Less than twenty miles away from the surfers in Montauk, living on the other side of affluence in the Hamptons is an American coastal tribe: the Shinnecock Indian Nation. I have been a regular visitor to the reservation, photographing Native American girls who have participated in the Miss Shinnecock Teen Pageant. This entry point and introduction into the formal traditions of the Shinnecock people has given me a glimpse into teenage life on the reservation. What sounds like a typical beauty pageant is actually a celebration of cultural heritage. The girls are given an opportunity to showcase their talents onstage and perform tribal dances, songs and poems in front of a broad audience. In the pageant they talk about their college aspirations, knowledge of Native American history and other outside interests.

Edward Curtis’s approach to photographing Native Americans, as exemplified in his book The North American Indian: The Complete Portfolios, was to preserve what he considered to be a dying culture. One hundred years later, I cannot help but be influenced by this work. However, my goal is not the same. My intent is to address the relevance of tradition in a culture still thriving, even though it has been marginalized. The Shinnecock people have recently received recognition from the Federal government, which will bring about a significant series of change. I consider this to be an important time of transformation for the Shinnecocks’ as the path to a new way of life emerges.

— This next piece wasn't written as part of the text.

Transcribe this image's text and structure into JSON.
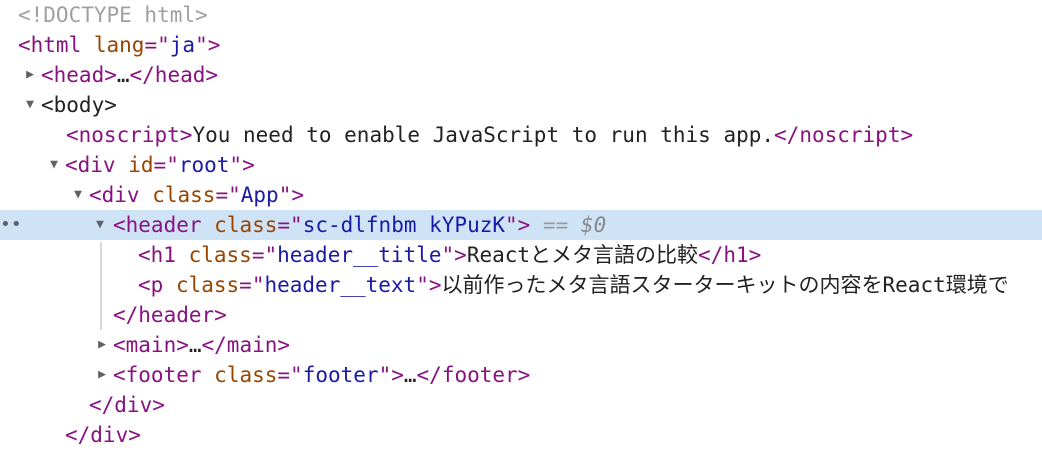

The wet plate collodion process I use is deliberate, antiquated, out of date, and perfect for my purposes. I do not compete with the speed of the digital world; I work at a different, slower pace that affords me time to engage and connect with my subjects. Making tintypes has created opportunities to meet people in their environments and that has been a cornerstone of my photographic practice for the last five years. My subjects watch me process each picture on location, akin to pulling a rabbit out of the magician’s hat. The result is a provocative juxtaposition of the past in the present moment.